部下が勝手にやったことで何で僕が殴られなきゃいけないんだ!
い、いや、そうだ。これは、これはお前のせいだ! お前が悪いんだぞ!
そうやって人が欲しがりそうな物を自慢げに見せびらかしてるお前たちが悪いんだ! そんな物は盗まれても仕方が無い!
クロエは連盟政府の人間だ! ちょっと道具を盗もうとしたことなんて比較にならないほどの国際問題だ! 大問題になるぞ!
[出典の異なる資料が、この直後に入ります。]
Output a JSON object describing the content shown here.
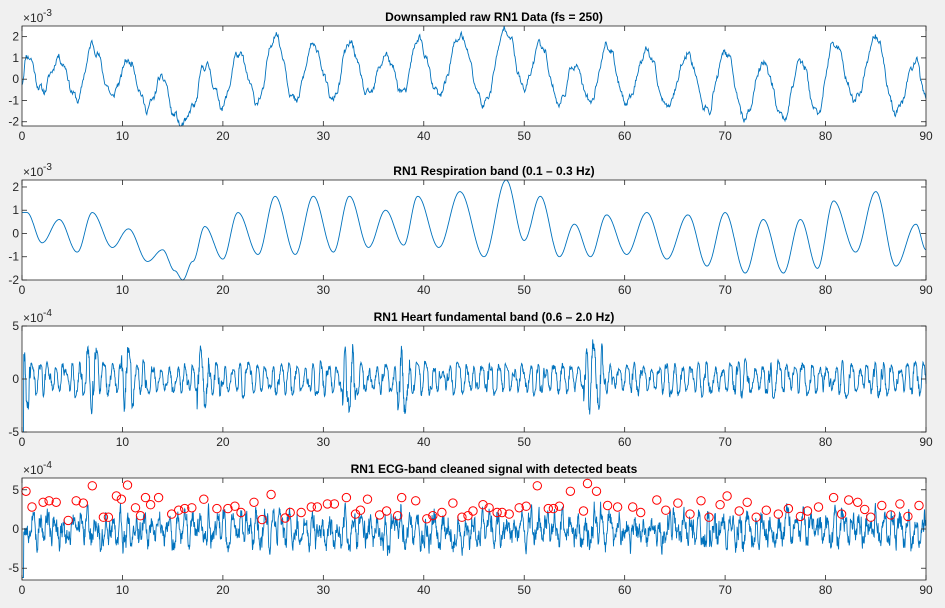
{
  "colors": {
    "line": "#0072bd",
    "marker": "#ff0000",
    "figure_bg": "#f0f0f0",
    "axes_bg": "#ffffff",
    "axis": "#262626"
  },
  "chart_data": [
    {
      "type": "line",
      "title": "Downsampled raw RN1 Data (fs = 250)",
      "exponent_label": "×10",
      "exponent_power": "-3",
      "xlim": [
        0,
        90
      ],
      "ylim": [
        -2.2,
        2.5
      ],
      "xticks": [
        0,
        10,
        20,
        30,
        40,
        50,
        60,
        70,
        80,
        90
      ],
      "xticklabels": [
        "0",
        "10",
        "20",
        "30",
        "40",
        "50",
        "60",
        "70",
        "80",
        "90"
      ],
      "yticks": [
        -2,
        -1,
        0,
        1,
        2
      ],
      "yticklabels": [
        "-2",
        "-1",
        "0",
        "1",
        "2"
      ],
      "series": [
        {
          "peaks": [
            [
              0.5,
              1.2
            ],
            [
              3.7,
              1.0
            ],
            [
              7.0,
              1.6
            ],
            [
              10.6,
              0.9
            ],
            [
              14.0,
              0.1
            ],
            [
              16.0,
              -2.2
            ],
            [
              18.2,
              0.7
            ],
            [
              21.5,
              1.2
            ],
            [
              25.2,
              2.1
            ],
            [
              29.0,
              1.6
            ],
            [
              32.6,
              1.7
            ],
            [
              36.2,
              1.1
            ],
            [
              39.4,
              1.9
            ],
            [
              43.6,
              2.0
            ],
            [
              48.2,
              2.4
            ],
            [
              51.6,
              1.7
            ],
            [
              55.0,
              0.7
            ],
            [
              58.2,
              1.6
            ],
            [
              62.2,
              1.3
            ],
            [
              66.3,
              1.2
            ],
            [
              70.0,
              1.3
            ],
            [
              73.8,
              0.8
            ],
            [
              77.5,
              0.9
            ],
            [
              80.8,
              1.7
            ],
            [
              85.0,
              2.0
            ],
            [
              89.0,
              0.8
            ]
          ],
          "noise": 0.28,
          "seed": 11
        }
      ]
    },
    {
      "type": "line",
      "title": "RN1 Respiration band (0.1 – 0.3 Hz)",
      "exponent_label": "×10",
      "exponent_power": "-3",
      "xlim": [
        0,
        90
      ],
      "ylim": [
        -2.0,
        2.3
      ],
      "xticks": [
        0,
        10,
        20,
        30,
        40,
        50,
        60,
        70,
        80,
        90
      ],
      "xticklabels": [
        "0",
        "10",
        "20",
        "30",
        "40",
        "50",
        "60",
        "70",
        "80",
        "90"
      ],
      "yticks": [
        -2,
        -1,
        0,
        1,
        2
      ],
      "yticklabels": [
        "-2",
        "-1",
        "0",
        "1",
        "2"
      ],
      "series": [
        {
          "peaks": [
            [
              0.5,
              0.9
            ],
            [
              3.7,
              0.6
            ],
            [
              7.0,
              0.9
            ],
            [
              10.6,
              0.2
            ],
            [
              14.0,
              -0.7
            ],
            [
              16.0,
              -2.0
            ],
            [
              18.2,
              0.3
            ],
            [
              21.5,
              0.9
            ],
            [
              25.2,
              1.6
            ],
            [
              29.0,
              1.6
            ],
            [
              32.6,
              1.6
            ],
            [
              36.2,
              1.0
            ],
            [
              39.4,
              1.6
            ],
            [
              43.6,
              1.8
            ],
            [
              48.2,
              2.3
            ],
            [
              51.6,
              1.6
            ],
            [
              55.0,
              0.4
            ],
            [
              58.2,
              0.8
            ],
            [
              62.2,
              0.9
            ],
            [
              66.3,
              0.8
            ],
            [
              70.0,
              0.9
            ],
            [
              73.8,
              0.6
            ],
            [
              77.5,
              0.6
            ],
            [
              80.8,
              1.4
            ],
            [
              85.0,
              1.8
            ],
            [
              89.0,
              0.4
            ]
          ],
          "troughs": [
            [
              2.0,
              -0.4
            ],
            [
              5.5,
              -0.8
            ],
            [
              9.0,
              -0.6
            ],
            [
              12.5,
              -1.2
            ],
            [
              15.2,
              -1.6
            ],
            [
              17.0,
              -1.2
            ],
            [
              20.0,
              -1.1
            ],
            [
              23.5,
              -0.9
            ],
            [
              27.2,
              -0.9
            ],
            [
              31.0,
              -0.8
            ],
            [
              34.5,
              -0.6
            ],
            [
              38.0,
              -0.5
            ],
            [
              41.5,
              -0.6
            ],
            [
              46.0,
              -1.0
            ],
            [
              50.0,
              -0.3
            ],
            [
              53.5,
              -1.0
            ],
            [
              56.6,
              -1.0
            ],
            [
              60.2,
              -0.9
            ],
            [
              64.2,
              -1.1
            ],
            [
              68.2,
              -1.4
            ],
            [
              72.0,
              -1.7
            ],
            [
              75.8,
              -1.7
            ],
            [
              79.2,
              -1.5
            ],
            [
              83.0,
              -0.8
            ],
            [
              87.0,
              -1.4
            ],
            [
              90.0,
              -0.7
            ]
          ]
        }
      ]
    },
    {
      "type": "line",
      "title": "RN1 Heart fundamental band (0.6 – 2.0 Hz)",
      "exponent_label": "×10",
      "exponent_power": "-4",
      "xlim": [
        0,
        90
      ],
      "ylim": [
        -5,
        5
      ],
      "xticks": [
        0,
        10,
        20,
        30,
        40,
        50,
        60,
        70,
        80,
        90
      ],
      "xticklabels": [
        "0",
        "10",
        "20",
        "30",
        "40",
        "50",
        "60",
        "70",
        "80",
        "90"
      ],
      "yticks": [
        -5,
        0,
        5
      ],
      "yticklabels": [
        "-5",
        "0",
        "5"
      ],
      "series": [
        {
          "amplitude": 1.9,
          "burst_times": [
            0.2,
            7.0,
            10.5,
            18.0,
            32.5,
            38.0,
            56.5,
            57.2
          ],
          "burst_amplitude": 3.7,
          "seed": 29
        }
      ]
    },
    {
      "type": "line",
      "title": "RN1 ECG-band cleaned signal with detected beats",
      "exponent_label": "×10",
      "exponent_power": "-4",
      "xlim": [
        0,
        90
      ],
      "ylim": [
        -6.5,
        6.5
      ],
      "xticks": [
        0,
        10,
        20,
        30,
        40,
        50,
        60,
        70,
        80,
        90
      ],
      "xticklabels": [
        "0",
        "10",
        "20",
        "30",
        "40",
        "50",
        "60",
        "70",
        "80",
        "90"
      ],
      "yticks": [
        -5,
        0,
        5
      ],
      "yticklabels": [
        "-5",
        "0",
        "5"
      ],
      "series": [
        {
          "amplitude": 2.6,
          "seed": 53
        }
      ],
      "detected_beats": [
        [
          0.4,
          4.8
        ],
        [
          1.0,
          2.8
        ],
        [
          2.1,
          3.4
        ],
        [
          2.7,
          3.6
        ],
        [
          3.4,
          3.4
        ],
        [
          4.6,
          1.1
        ],
        [
          5.4,
          3.6
        ],
        [
          6.1,
          3.3
        ],
        [
          7.0,
          5.5
        ],
        [
          8.1,
          1.5
        ],
        [
          8.6,
          1.5
        ],
        [
          9.4,
          4.2
        ],
        [
          9.9,
          3.8
        ],
        [
          10.5,
          5.6
        ],
        [
          11.3,
          2.7
        ],
        [
          11.8,
          1.7
        ],
        [
          12.3,
          4.0
        ],
        [
          12.8,
          3.1
        ],
        [
          13.6,
          4.0
        ],
        [
          14.9,
          1.9
        ],
        [
          15.6,
          2.4
        ],
        [
          16.2,
          2.6
        ],
        [
          16.9,
          2.7
        ],
        [
          18.1,
          3.8
        ],
        [
          19.4,
          2.6
        ],
        [
          20.5,
          2.6
        ],
        [
          21.2,
          2.9
        ],
        [
          21.8,
          2.1
        ],
        [
          23.1,
          3.4
        ],
        [
          23.9,
          1.2
        ],
        [
          24.8,
          4.4
        ],
        [
          26.2,
          1.4
        ],
        [
          26.7,
          2.1
        ],
        [
          27.8,
          2.1
        ],
        [
          28.8,
          2.8
        ],
        [
          29.4,
          2.8
        ],
        [
          30.4,
          3.2
        ],
        [
          31.1,
          3.2
        ],
        [
          32.3,
          4.0
        ],
        [
          33.2,
          1.9
        ],
        [
          33.7,
          2.4
        ],
        [
          34.4,
          3.8
        ],
        [
          35.6,
          1.8
        ],
        [
          36.3,
          2.3
        ],
        [
          37.4,
          1.7
        ],
        [
          37.8,
          4.0
        ],
        [
          39.2,
          3.6
        ],
        [
          40.3,
          1.3
        ],
        [
          40.9,
          1.7
        ],
        [
          41.8,
          2.1
        ],
        [
          42.9,
          3.3
        ],
        [
          43.8,
          1.5
        ],
        [
          44.4,
          1.7
        ],
        [
          44.9,
          2.3
        ],
        [
          45.9,
          3.1
        ],
        [
          46.5,
          2.7
        ],
        [
          47.3,
          2.1
        ],
        [
          47.8,
          2.1
        ],
        [
          48.5,
          1.9
        ],
        [
          49.5,
          2.7
        ],
        [
          50.2,
          2.9
        ],
        [
          51.3,
          5.5
        ],
        [
          52.4,
          2.6
        ],
        [
          52.9,
          2.6
        ],
        [
          53.5,
          2.9
        ],
        [
          54.6,
          4.8
        ],
        [
          55.9,
          2.3
        ],
        [
          56.3,
          5.8
        ],
        [
          57.2,
          4.8
        ],
        [
          58.3,
          3.0
        ],
        [
          59.3,
          2.8
        ],
        [
          60.8,
          2.8
        ],
        [
          61.6,
          2.1
        ],
        [
          63.2,
          3.7
        ],
        [
          64.1,
          2.4
        ],
        [
          65.3,
          3.3
        ],
        [
          66.5,
          1.9
        ],
        [
          67.6,
          3.6
        ],
        [
          68.4,
          1.5
        ],
        [
          69.5,
          3.1
        ],
        [
          70.2,
          4.2
        ],
        [
          71.4,
          2.3
        ],
        [
          72.2,
          3.4
        ],
        [
          73.1,
          1.5
        ],
        [
          74.1,
          2.4
        ],
        [
          75.3,
          1.9
        ],
        [
          76.3,
          2.6
        ],
        [
          77.5,
          1.6
        ],
        [
          78.2,
          2.3
        ],
        [
          79.3,
          2.8
        ],
        [
          80.8,
          4.0
        ],
        [
          81.6,
          1.9
        ],
        [
          82.3,
          3.7
        ],
        [
          83.2,
          3.4
        ],
        [
          83.9,
          2.5
        ],
        [
          84.5,
          1.5
        ],
        [
          85.6,
          3.0
        ],
        [
          86.5,
          1.8
        ],
        [
          87.4,
          3.2
        ],
        [
          88.2,
          1.6
        ],
        [
          89.3,
          3.0
        ]
      ]
    }
  ]
}
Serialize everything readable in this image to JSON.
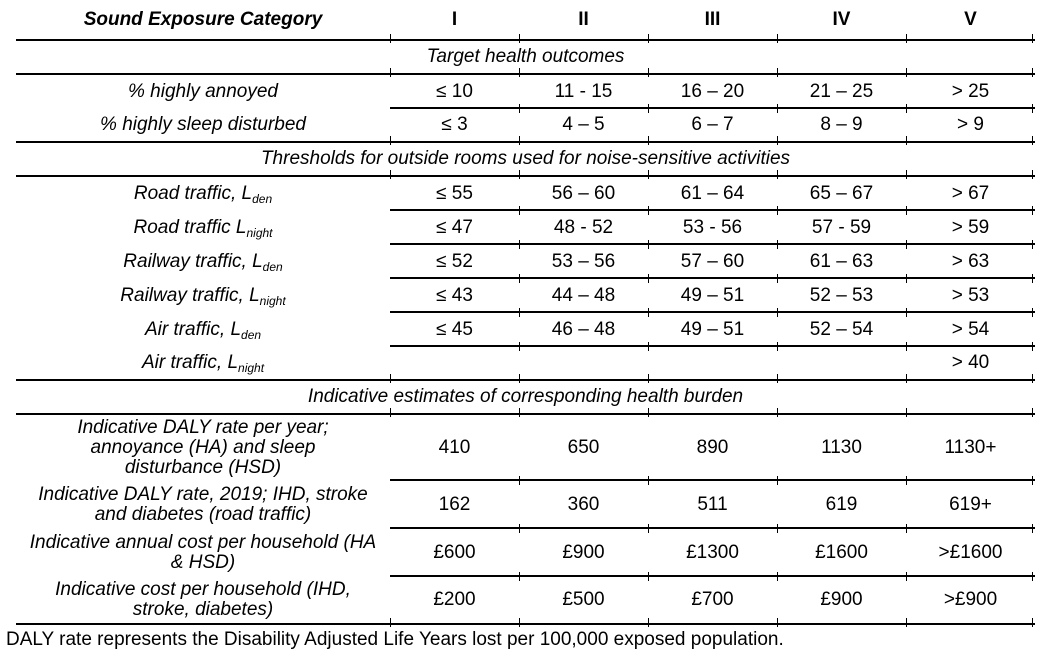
{
  "table": {
    "title": "Sound Exposure Category",
    "columns": [
      "I",
      "II",
      "III",
      "IV",
      "V"
    ],
    "sections": {
      "outcomes": "Target health outcomes",
      "thresholds": "Thresholds for outside rooms used for noise-sensitive activities",
      "burden": "Indicative estimates of corresponding health burden"
    },
    "outcome_rows": [
      {
        "label": "% highly annoyed",
        "values": [
          "≤ 10",
          "11 - 15",
          "16 – 20",
          "21 – 25",
          "> 25"
        ]
      },
      {
        "label": "% highly sleep disturbed",
        "values": [
          "≤ 3",
          "4 – 5",
          "6 – 7",
          "8 – 9",
          "> 9"
        ]
      }
    ],
    "threshold_rows": [
      {
        "label_main": "Road traffic, L",
        "label_sub": "den",
        "values": [
          "≤ 55",
          "56 – 60",
          "61 – 64",
          "65 – 67",
          "> 67"
        ]
      },
      {
        "label_main": "Road traffic L",
        "label_sub": "night",
        "values": [
          "≤ 47",
          "48 - 52",
          "53 - 56",
          "57 - 59",
          "> 59"
        ]
      },
      {
        "label_main": "Railway traffic, L",
        "label_sub": "den",
        "values": [
          "≤ 52",
          "53 – 56",
          "57 – 60",
          "61 – 63",
          "> 63"
        ]
      },
      {
        "label_main": "Railway traffic, L",
        "label_sub": "night",
        "values": [
          "≤ 43",
          "44 – 48",
          "49 – 51",
          "52 – 53",
          "> 53"
        ]
      },
      {
        "label_main": "Air traffic, L",
        "label_sub": "den",
        "values": [
          "≤ 45",
          "46 – 48",
          "49 – 51",
          "52 – 54",
          "> 54"
        ]
      },
      {
        "label_main": "Air traffic, L",
        "label_sub": "night",
        "values": [
          "",
          "",
          "",
          "",
          "> 40"
        ]
      }
    ],
    "burden_rows": [
      {
        "label": "Indicative DALY rate per year; annoyance (HA) and sleep disturbance (HSD)",
        "values": [
          "410",
          "650",
          "890",
          "1130",
          "1130+"
        ]
      },
      {
        "label": "Indicative DALY rate, 2019; IHD, stroke and diabetes (road traffic)",
        "values": [
          "162",
          "360",
          "511",
          "619",
          "619+"
        ]
      },
      {
        "label": "Indicative annual cost per household (HA & HSD)",
        "values": [
          "£600",
          "£900",
          "£1300",
          "£1600",
          ">£1600"
        ]
      },
      {
        "label": "Indicative cost per household (IHD, stroke, diabetes)",
        "values": [
          "£200",
          "£500",
          "£700",
          "£900",
          ">£900"
        ]
      }
    ]
  },
  "footnote": "DALY rate represents the Disability Adjusted Life Years lost per 100,000 exposed population."
}
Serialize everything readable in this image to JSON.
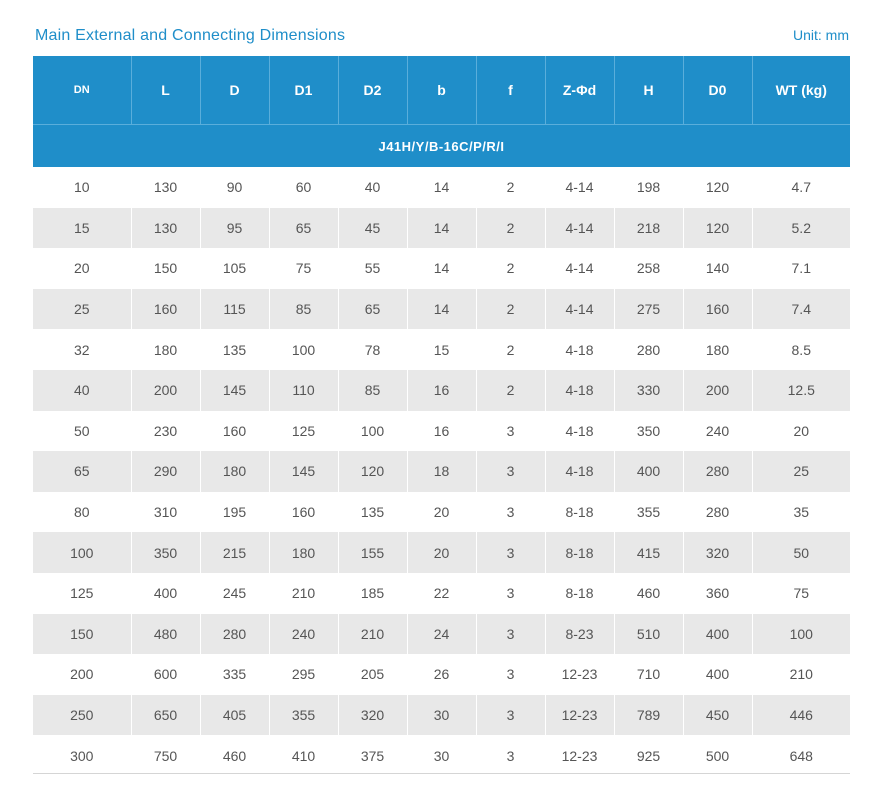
{
  "heading": "Main External and Connecting Dimensions",
  "unit": "Unit:  mm",
  "columns": [
    "DN",
    "L",
    "D",
    "D1",
    "D2",
    "b",
    "f",
    "Z-Φd",
    "H",
    "D0",
    "WT (kg)"
  ],
  "model": "J41H/Y/B-16C/P/R/I",
  "rows": [
    [
      "10",
      "130",
      "90",
      "60",
      "40",
      "14",
      "2",
      "4-14",
      "198",
      "120",
      "4.7"
    ],
    [
      "15",
      "130",
      "95",
      "65",
      "45",
      "14",
      "2",
      "4-14",
      "218",
      "120",
      "5.2"
    ],
    [
      "20",
      "150",
      "105",
      "75",
      "55",
      "14",
      "2",
      "4-14",
      "258",
      "140",
      "7.1"
    ],
    [
      "25",
      "160",
      "115",
      "85",
      "65",
      "14",
      "2",
      "4-14",
      "275",
      "160",
      "7.4"
    ],
    [
      "32",
      "180",
      "135",
      "100",
      "78",
      "15",
      "2",
      "4-18",
      "280",
      "180",
      "8.5"
    ],
    [
      "40",
      "200",
      "145",
      "110",
      "85",
      "16",
      "2",
      "4-18",
      "330",
      "200",
      "12.5"
    ],
    [
      "50",
      "230",
      "160",
      "125",
      "100",
      "16",
      "3",
      "4-18",
      "350",
      "240",
      "20"
    ],
    [
      "65",
      "290",
      "180",
      "145",
      "120",
      "18",
      "3",
      "4-18",
      "400",
      "280",
      "25"
    ],
    [
      "80",
      "310",
      "195",
      "160",
      "135",
      "20",
      "3",
      "8-18",
      "355",
      "280",
      "35"
    ],
    [
      "100",
      "350",
      "215",
      "180",
      "155",
      "20",
      "3",
      "8-18",
      "415",
      "320",
      "50"
    ],
    [
      "125",
      "400",
      "245",
      "210",
      "185",
      "22",
      "3",
      "8-18",
      "460",
      "360",
      "75"
    ],
    [
      "150",
      "480",
      "280",
      "240",
      "210",
      "24",
      "3",
      "8-23",
      "510",
      "400",
      "100"
    ],
    [
      "200",
      "600",
      "335",
      "295",
      "205",
      "26",
      "3",
      "12-23",
      "710",
      "400",
      "210"
    ],
    [
      "250",
      "650",
      "405",
      "355",
      "320",
      "30",
      "3",
      "12-23",
      "789",
      "450",
      "446"
    ],
    [
      "300",
      "750",
      "460",
      "410",
      "375",
      "30",
      "3",
      "12-23",
      "925",
      "500",
      "648"
    ]
  ],
  "colors": {
    "header_bg": "#1f8ec9",
    "stripe": "#e8e8e8",
    "text": "#555555"
  }
}
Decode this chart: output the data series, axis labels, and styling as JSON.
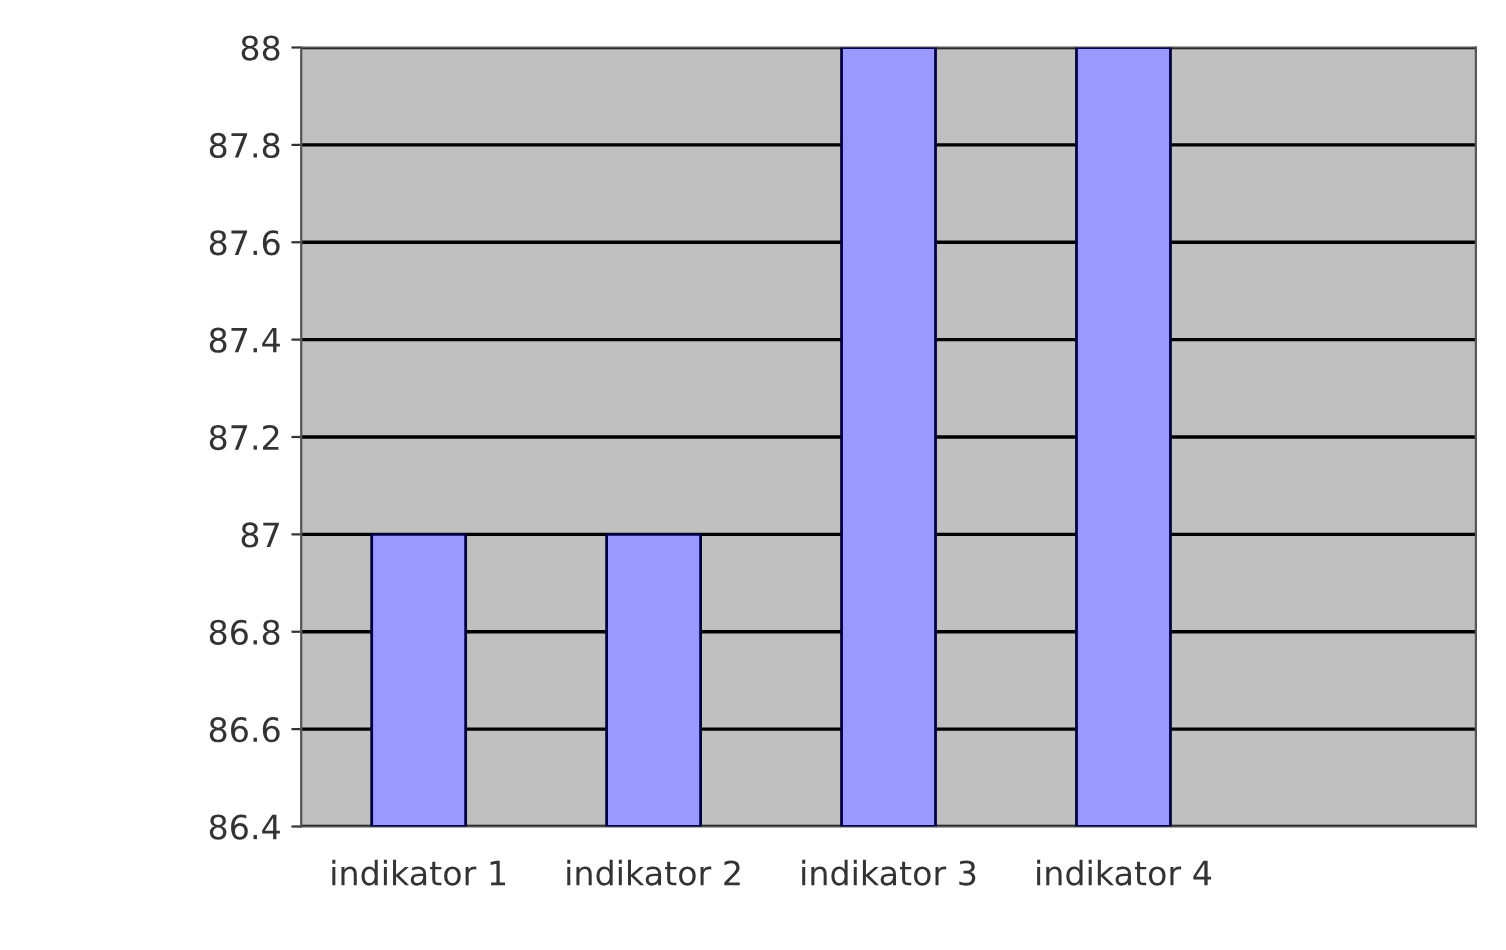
{
  "chart_data": {
    "type": "bar",
    "categories": [
      "indikator 1",
      "indikator 2",
      "indikator 3",
      "indikator 4",
      null
    ],
    "values": [
      87,
      87,
      88,
      88,
      null
    ],
    "color": "#9999ff",
    "ylim": [
      86.4,
      88
    ],
    "yticks": [
      86.4,
      86.6,
      86.8,
      87,
      87.2,
      87.4,
      87.6,
      87.8,
      88
    ],
    "grid": "y"
  }
}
それだけじゃない。僕はお前が実は人間だってことを共和国のエルフどもに言えばお前なんかひとたまりもないぞ!」
シバサキはユリナと距離を取ろうと廃屋の壁の方へと後退ったが、倒れていた椅子に足をかけて尻をついた。さらに尻をついたままさらに後ずさりをした。
それを逃すまいとユリナは、もはや意識がなくなりつつあるクロエを跨ぎ、さらにシバサキの方へと近づいていった。
右手の指を開いては閉じ、そのたび関節を弾けさせるような音を繰り返したて、ゆっくり一歩ずつ向かっている。
「そういやクソマッチ箱様も私らが共和国のエルフだってのは知ってたな?
このクソ眼鏡の耳を潰しといて良かったぜ。今は何言っても聞こえてねぇもんな。
そういえばよぉ、そのクソ眼鏡のポッケにいいモン入ってたんだよ」
ユリナは一度立ち止まると、ポケットの中に手を入れて赤い小さな魔石を取り出した。人差し指と親指でつまみ上げると、「これ何か分かるか?」とシバサキに見せつけた。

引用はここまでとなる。